Le 6 novembre 2002, alors qu’il roulait en direction de Strasbourg où il devait s’arrêter pour que soient remplacés les personnels à bord, le train numéro 261 « Paris-Munich », s’immobilisait à proximité de la gare de Nancy, sa voiture lit en flammes.

Elle devait se révéler être un piège mortel pour 12 passagers qui ont trouvé la mort après une agonie abominable.

L’instruction a été très (trop) longue puisqu’elle a duré presque 8 ans essentiellement pour que se déroulent des expertises techniques ainsi que des auditions pour déterminer pourquoi ce wagon avait pris feu mais surtout pourquoi n’avait-on rien pu faire pour sauver les 12 passagers qui y ont trouvé la mort.

On a compris qu’au delà des fautes multiples d’un employé allemand, les vitres des wagons étaient anormalement résistantes et n’ont pas joué leur rôle d’issue de secours, les marteaux bris vitres dissimulés, les portes du wagon verrouillées de l’intérieur empêchant l’entrée des secours, le personnel non relié par un réseau de communication….

C’est sur ces accusations que va s’ouvrir ce lundi un procès prévu sur 2 semaines qui a pour but de faire toute la lumière sur cet accident mais aussi de mettre face à leurs responsabilités les acteurs de ce drame.

Le cabinet ACG représentera la fenvac (www.fenvac.org) et s’emploiera à mettre en lumière les dysfonctionnement de l’organisation du transport.

L’ordonnance de renvoi devant le Tribunal correctionnel vise ainsi une personne physique et deux sociétés dont il conviendra de déterminer précisément le rôle dans l’enchainement des évènements.

  • Il s’agit tout d’abord de Volker JANZ, le steward de la voiture 120, le wagon-lit allemand qui a pris feu à qui l’on reproche de ne pas avoir eu le comportement adéquat en une telle situation.
  • Il s’agit ensuite de la Deustche Bahn Autozug Gmbh, la compagnie de chemin de fer allemande à qui appartenait la voiture 120, dont l’état a joué un rôle déterminant dans l’accident.
  • Il s’agit enfin de la Société Nationale des Chemins de Fer (SNCF) qui a laissé avancer sur son réseau une voiture qui ne respectait pas les normes en vigueur en matière de sécurité.

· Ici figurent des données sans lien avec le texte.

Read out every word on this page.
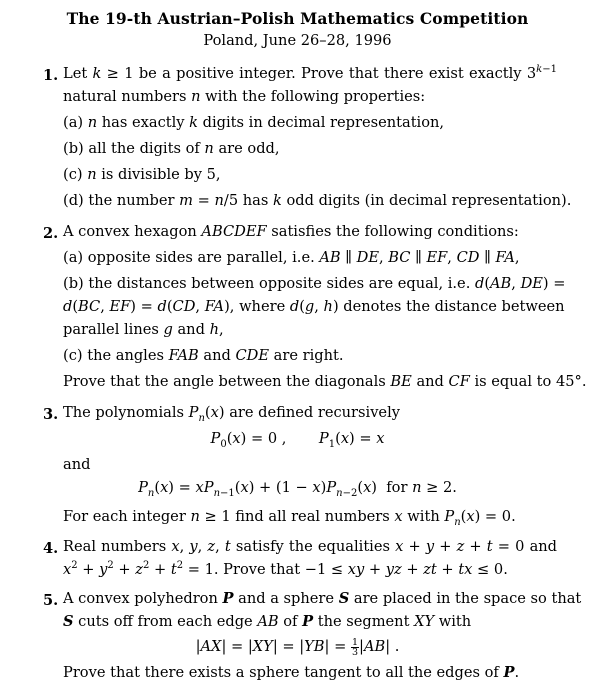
The 19-th Austrian–Polish Mathematics Competition
Poland, June 26–28, 1996
1. Let k ≥ 1 be a positive integer. Prove that there exist exactly $3^{k-1}$
natural numbers n with the following properties:
(a) n has exactly k digits in decimal representation,
(b) all the digits of n are odd,
(c) n is divisible by 5,
(d) the number m = n/5 has k odd digits (in decimal representation).
2. A convex hexagon ABCDEF satisfies the following conditions:
(a) opposite sides are parallel, i.e. AB ∥ DE, BC ∥ EF, CD ∥ FA,
(b) the distances between opposite sides are equal, i.e. d(AB, DE) =
d(BC, EF) = d(CD, FA), where d(g, h) denotes the distance between
parallel lines g and h,
(c) the angles FAB and CDE are right.
Prove that the angle between the diagonals BE and CF is equal to 45°.
3. The polynomials $P_n(x)$ are defined recursively
$P_0(x) = 0$ ,       $P_1(x) = x$
and
$P_n(x) = xP_{n-1}(x) + (1 - x)P_{n-2}(x)$  for n ≥ 2.
For each integer n ≥ 1 find all real numbers x with $P_n(x) = 0$.
4. Real numbers x, y, z, t satisfy the equalities x + y + z + t = 0 and
$x^2 + y^2 + z^2 + t^2 = 1$. Prove that −1 ≤ xy + yz + zt + tx ≤ 0.
5. A convex polyhedron P and a sphere S are placed in the space so that
S cuts off from each edge AB of P the segment XY with
$|AX| = |XY| = |YB| = \frac{1}{3} |AB|$ .
Prove that there exists a sphere tangent to all the edges of P.
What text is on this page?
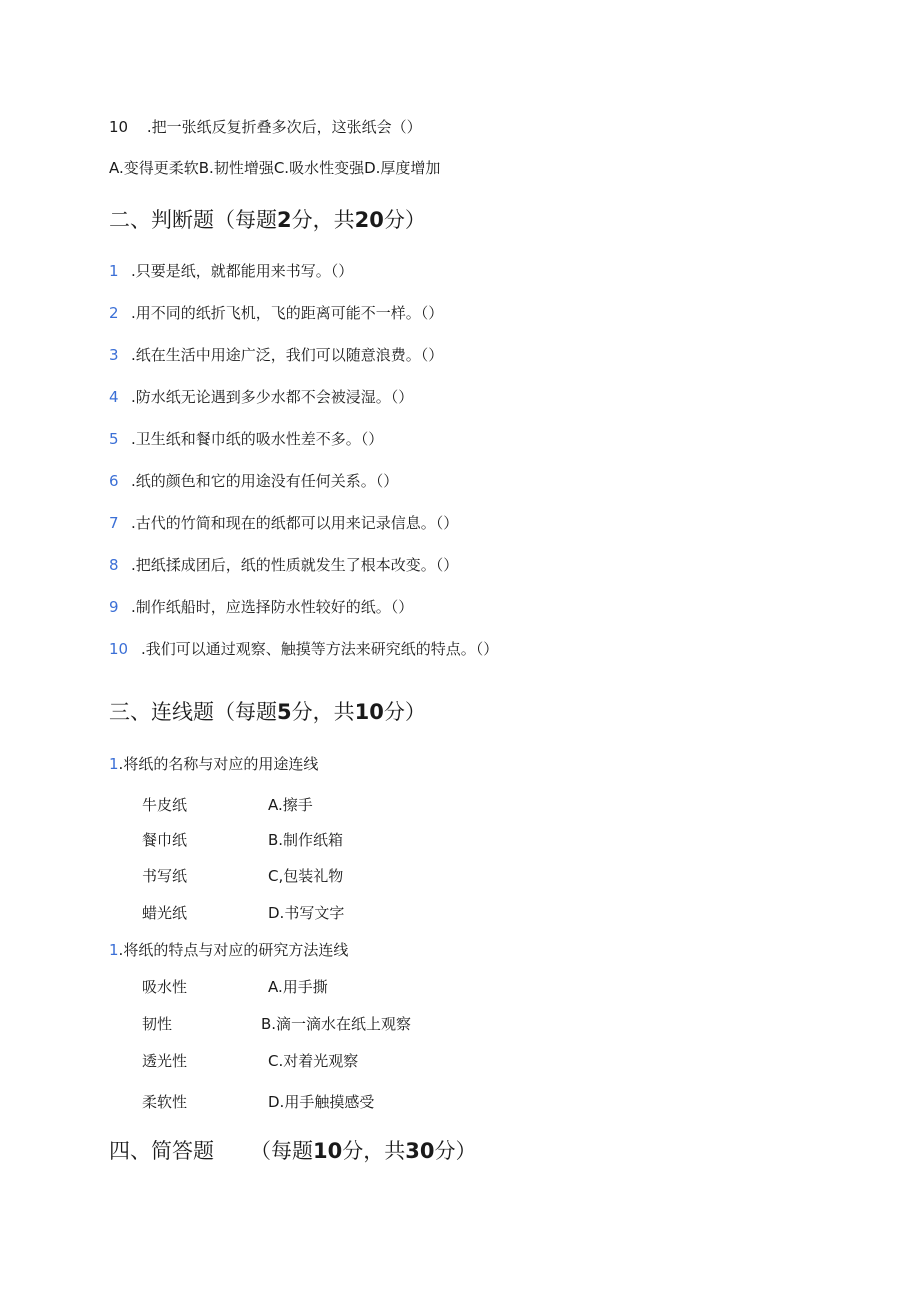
10 .把一张纸反复折叠多次后，这张纸会（）
A.变得更柔软B.韧性增强C.吸水性变强D.厚度增加
二、判断题（每题2分，共20分）
1 .只要是纸，就都能用来书写。（）
2 .用不同的纸折飞机，飞的距离可能不一样。（）
3 .纸在生活中用途广泛，我们可以随意浪费。（）
4 .防水纸无论遇到多少水都不会被浸湿。（）
5 .卫生纸和餐巾纸的吸水性差不多。（）
6 .纸的颜色和它的用途没有任何关系。（）
7 .古代的竹简和现在的纸都可以用来记录信息。（）
8 .把纸揉成团后，纸的性质就发生了根本改变。（）
9 .制作纸船时，应选择防水性较好的纸。（）
10 .我们可以通过观察、触摸等方法来研究纸的特点。（）
三、连线题（每题5分，共10分）
1.将纸的名称与对应的用途连线
牛皮纸	A.擦手
餐巾纸	B.制作纸箱
书写纸	C,包装礼物
蜡光纸	D.书写文字
1.将纸的特点与对应的研究方法连线
吸水性	A.用手撕
韧性	B.滴一滴水在纸上观察
透光性	C.对着光观察
柔软性	D.用手触摸感受
四、简答题 （每题10分，共30分）
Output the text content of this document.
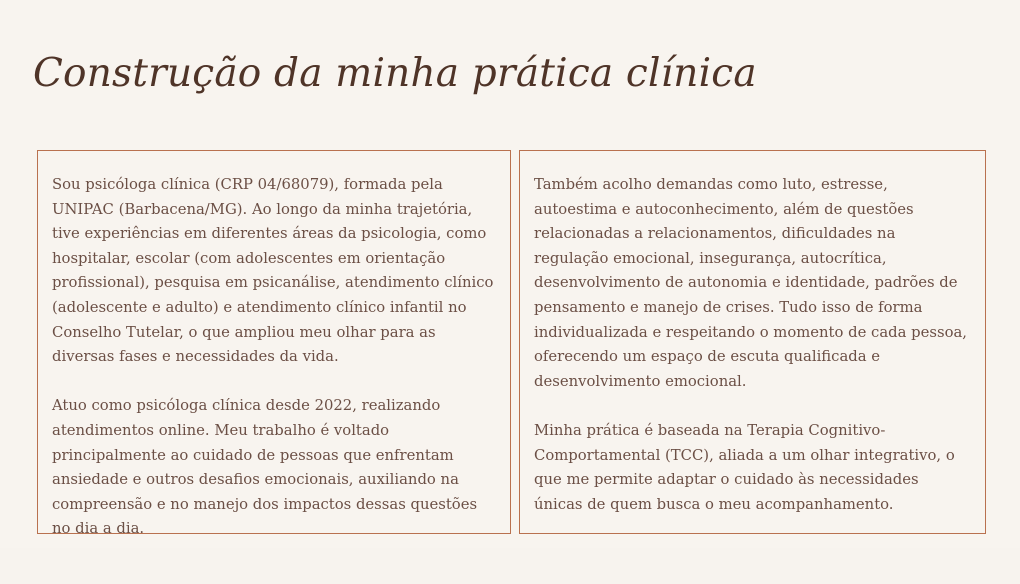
Construção da minha prática clínica

Sou psicóloga clínica (CRP 04/68079), formada pela UNIPAC (Barbacena/MG). Ao longo da minha trajetória, tive experiências em diferentes áreas da psicologia, como hospitalar, escolar (com adolescentes em orientação profissional), pesquisa em psicanálise, atendimento clínico (adolescente e adulto) e atendimento clínico infantil no Conselho Tutelar, o que ampliou meu olhar para as diversas fases e necessidades da vida.

Atuo como psicóloga clínica desde 2022, realizando atendimentos online. Meu trabalho é voltado principalmente ao cuidado de pessoas que enfrentam ansiedade e outros desafios emocionais, auxiliando na compreensão e no manejo dos impactos dessas questões no dia a dia.

Também acolho demandas como luto, estresse, autoestima e autoconhecimento, além de questões relacionadas a relacionamentos, dificuldades na regulação emocional, insegurança, autocrítica, desenvolvimento de autonomia e identidade, padrões de pensamento e manejo de crises. Tudo isso de forma individualizada e respeitando o momento de cada pessoa, oferecendo um espaço de escuta qualificada e desenvolvimento emocional.

Minha prática é baseada na Terapia Cognitivo-Comportamental (TCC), aliada a um olhar integrativo, o que me permite adaptar o cuidado às necessidades únicas de quem busca o meu acompanhamento.
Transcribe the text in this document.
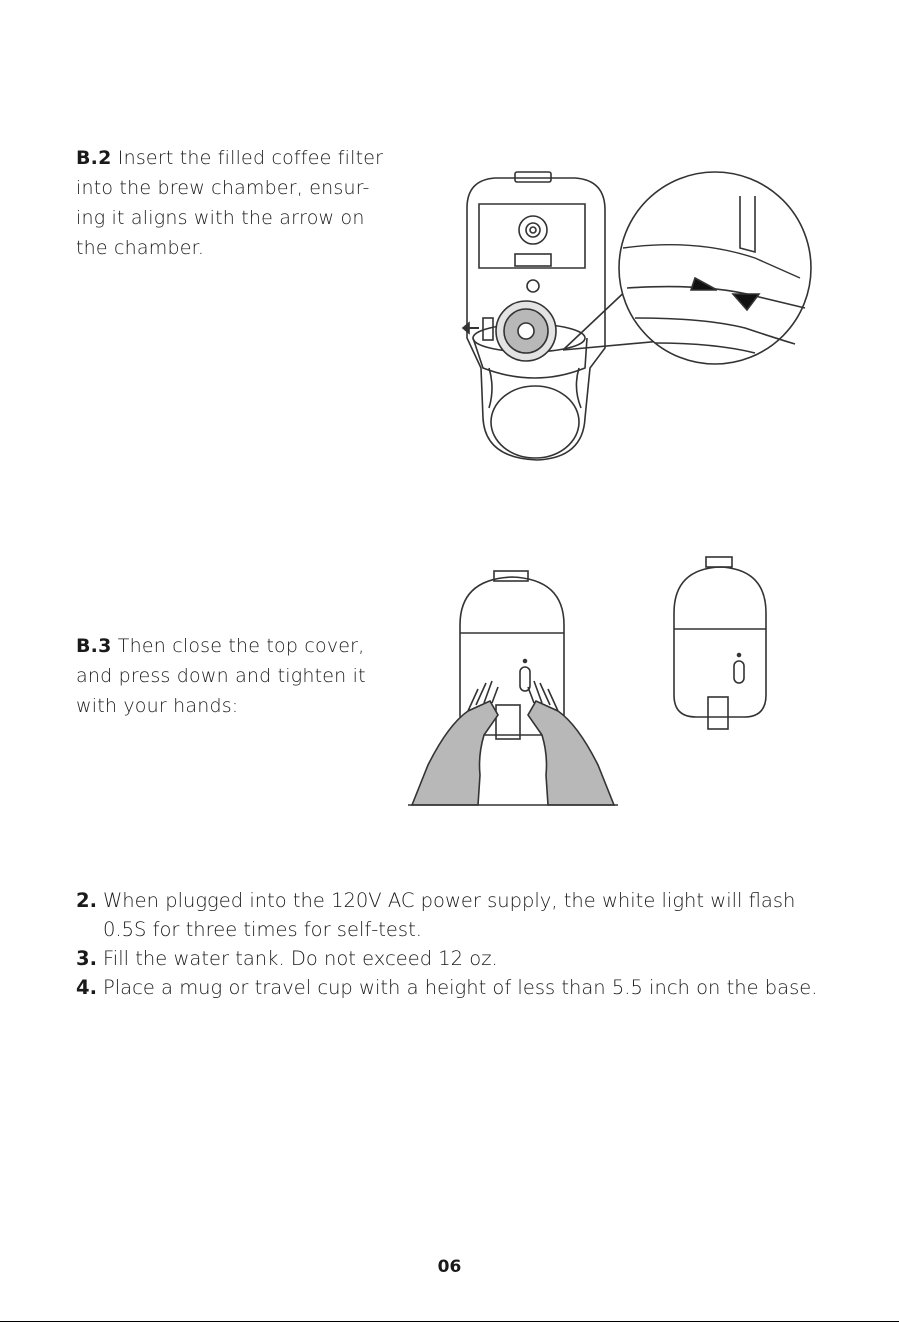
B.2 Insert the filled coffee filter into the brew chamber, ensur-ing it aligns with the arrow on the chamber.
B.3 Then close the top cover, and press down and tighten it with your hands:
2. When plugged into the 120V AC power supply, the white light will flash 0.5S for three times for self-test.
3. Fill the water tank. Do not exceed 12 oz.
4. Place a mug or travel cup with a height of less than 5.5 inch on the base.
06
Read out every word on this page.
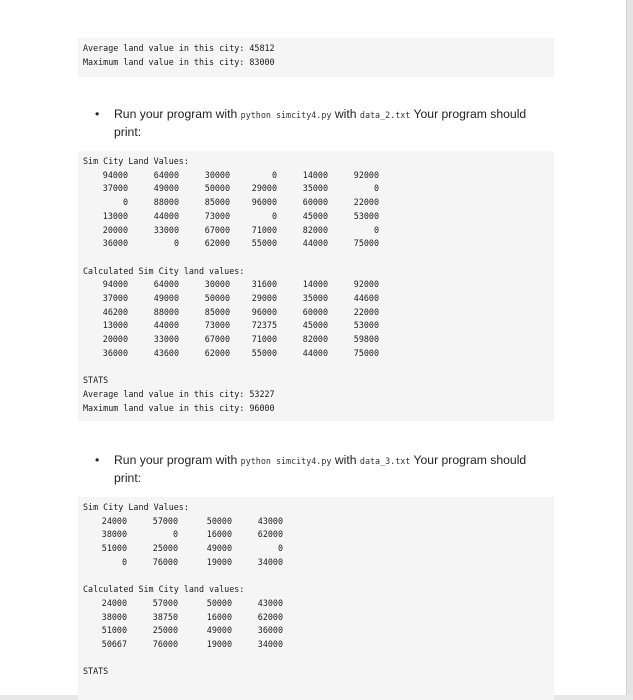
Average land value in this city: 45812
Maximum land value in this city: 83000
• Run your program with python simcity4.py with data_2.txt Your program should print:
Sim City Land Values:
94000	64000	30000	0	14000	92000
37000	49000	50000	29000	35000	0
0	88000	85000	96000	60000	22000
13000	44000	73000	0	45000	53000
20000	33000	67000	71000	82000	0
36000	0	62000	55000	44000	75000
Calculated Sim City land values:
94000	64000	30000	31600	14000	92000
37000	49000	50000	29000	35000	44600
46200	88000	85000	96000	60000	22000
13000	44000	73000	72375	45000	53000
20000	33000	67000	71000	82000	59800
36000	43600	62000	55000	44000	75000
STATS
Average land value in this city: 53227
Maximum land value in this city: 96000
• Run your program with python simcity4.py with data_3.txt Your program should print:
Sim City Land Values:
24000	57000	50000	43000
38000	0	16000	62000
51000	25000	49000	0
0	76000	19000	34000
Calculated Sim City land values:
24000	57000	50000	43000
38000	38750	16000	62000
51000	25000	49000	36000
50667	76000	19000	34000
STATS
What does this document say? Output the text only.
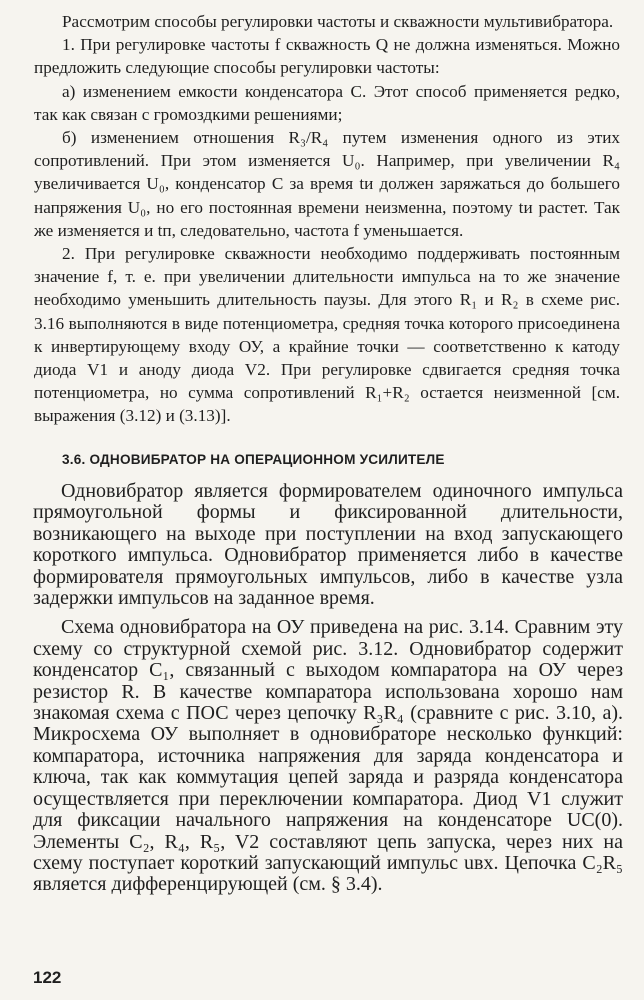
Рассмотрим способы регулировки частоты и скважности мультивибратора.

1. При регулировке частоты f скважность Q не должна изменяться. Можно предложить следующие способы регулировки частоты:

а) изменением емкости конденсатора C. Этот способ применяется редко, так как связан с громоздкими решениями;

б) изменением отношения R₃/R₄ путем изменения одного из этих сопротивлений. При этом изменяется U₀. Например, при увеличении R₄ увеличивается U₀, конденсатор C за время tи должен заряжаться до большего напряжения U₀, но его постоянная времени неизменна, поэтому tи растет. Так же изменяется и tп, следовательно, частота f уменьшается.

2. При регулировке скважности необходимо поддерживать постоянным значение f, т. е. при увеличении длительности импульса на то же значение необходимо уменьшить длительность паузы. Для этого R₁ и R₂ в схеме рис. 3.16 выполняются в виде потенциометра, средняя точка которого присоединена к инвертирующему входу ОУ, а крайние точки — соответственно к катоду диода V1 и аноду диода V2. При регулировке сдвигается средняя точка потенциометра, но сумма сопротивлений R₁+R₂ остается неизменной [см. выражения (3.12) и (3.13)].

3.6. ОДНОВИБРАТОР НА ОПЕРАЦИОННОМ УСИЛИТЕЛЕ

Одновибратор является формирователем одиночного импульса прямоугольной формы и фиксированной длительности, возникающего на выходе при поступлении на вход запускающего короткого импульса. Одновибратор применяется либо в качестве формирователя прямоугольных импульсов, либо в качестве узла задержки импульсов на заданное время.

Схема одновибратора на ОУ приведена на рис. 3.14. Сравним эту схему со структурной схемой рис. 3.12. Одновибратор содержит конденсатор C₁, связанный с выходом компаратора на ОУ через резистор R. В качестве компаратора использована хорошо нам знакомая схема с ПОС через цепочку R₃R₄ (сравните с рис. 3.10, а). Микросхема ОУ выполняет в одновибраторе несколько функций: компаратора, источника напряжения для заряда конденсатора и ключа, так как коммутация цепей заряда и разряда конденсатора осуществляется при переключении компаратора. Диод V1 служит для фиксации начального напряжения на конденсаторе UC(0). Элементы C₂, R₄, R₅, V2 составляют цепь запуска, через них на схему поступает короткий запускающий импульс uвх. Цепочка C₂R₅ является дифференцирующей (см. § 3.4).

122
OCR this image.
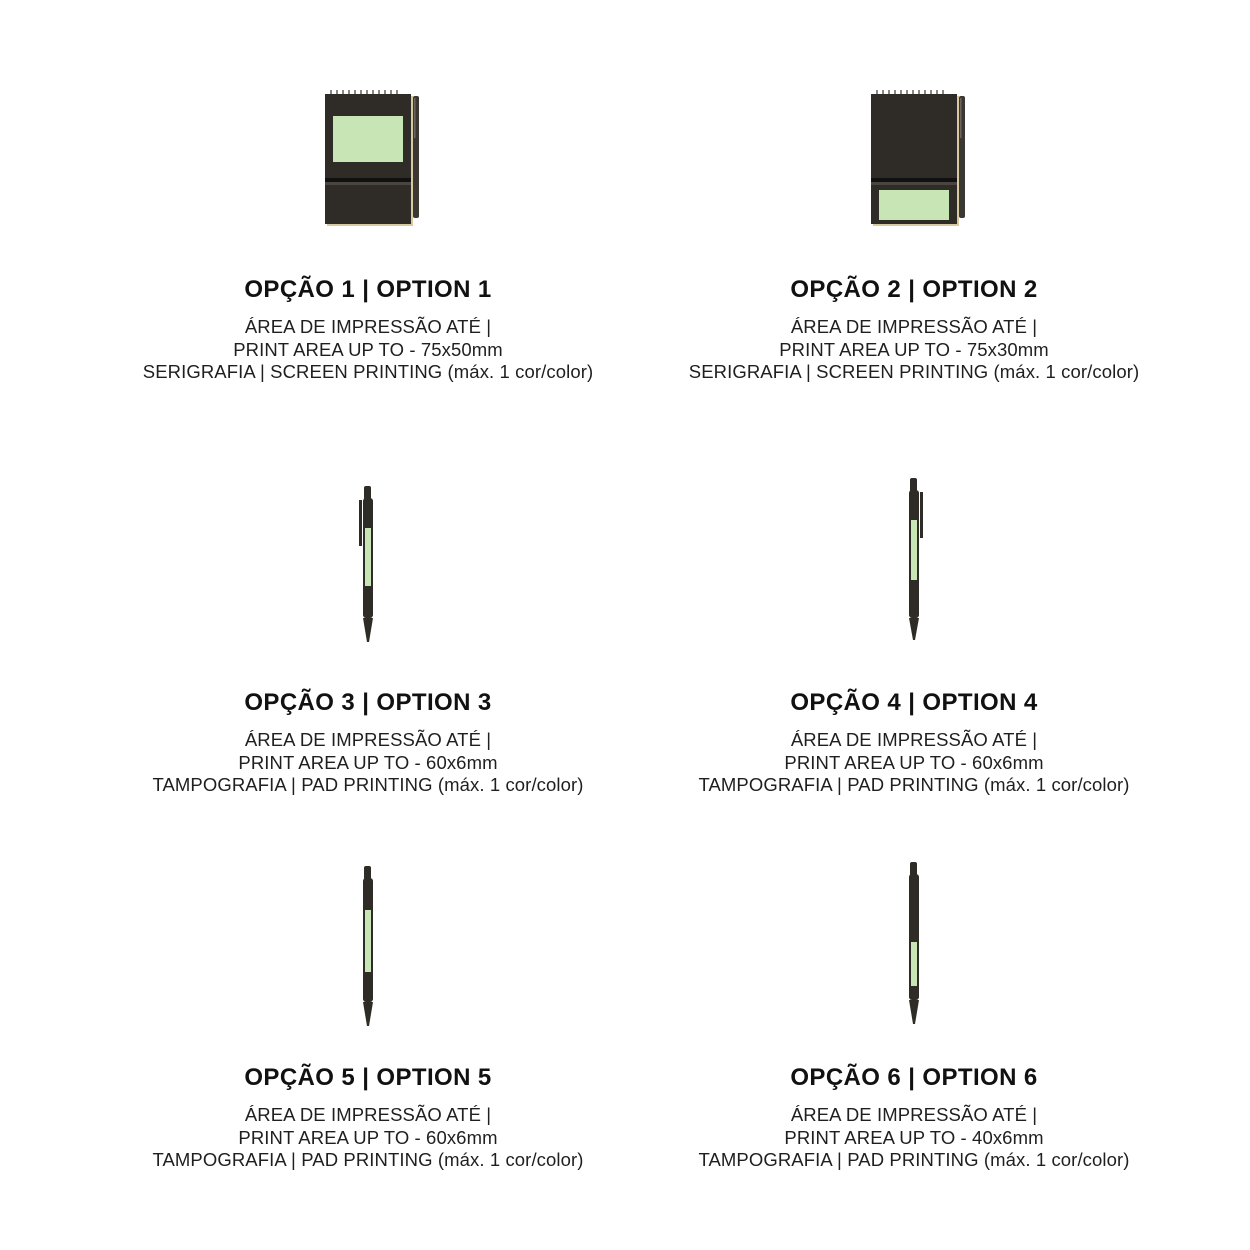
OPÇÃO 1 | OPTION 1
ÁREA DE IMPRESSÃO ATÉ |
PRINT AREA UP TO - 75x50mm
SERIGRAFIA | SCREEN PRINTING (máx. 1 cor/color)
OPÇÃO 2 | OPTION 2
ÁREA DE IMPRESSÃO ATÉ |
PRINT AREA UP TO - 75x30mm
SERIGRAFIA | SCREEN PRINTING (máx. 1 cor/color)
OPÇÃO 3 | OPTION 3
ÁREA DE IMPRESSÃO ATÉ |
PRINT AREA UP TO - 60x6mm
TAMPOGRAFIA | PAD PRINTING (máx. 1 cor/color)
OPÇÃO 4 | OPTION 4
ÁREA DE IMPRESSÃO ATÉ |
PRINT AREA UP TO - 60x6mm
TAMPOGRAFIA | PAD PRINTING (máx. 1 cor/color)
OPÇÃO 5 | OPTION 5
ÁREA DE IMPRESSÃO ATÉ |
PRINT AREA UP TO - 60x6mm
TAMPOGRAFIA | PAD PRINTING (máx. 1 cor/color)
OPÇÃO 6 | OPTION 6
ÁREA DE IMPRESSÃO ATÉ |
PRINT AREA UP TO - 40x6mm
TAMPOGRAFIA | PAD PRINTING (máx. 1 cor/color)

Les enjeux sont de taille. En effet, si les défaillances humaines dans cet évènement apparaitront de façon très claire au cours de l’audience, ce sont les défaillances systémiques qui demanderont bien plus toute l’attention du Tribunal.

Pendant ces deux semaines devront alors être mis en balance les nécessités de sécurité matérielle et les impératifs de sécurité corporelle ; devront être confrontés le respect des accords internationaux et l’attention aux règles de sécurité ; devra être abordée la question de l’erreur humaine face aux négligences techniques.

La SNCF s’abrite derrière une convention qui selon elle lui permettrait de tracter n’importe quel wagon venant d’une compagnie européenne si celle ci affirme respecter les normes de sécurités. les victimes au contraire considèrent que la compagnie nationale est tenue à un devoir d’ingérence dès que la vie des passagers qu’elle transporte est susceptible d’être mise en danger.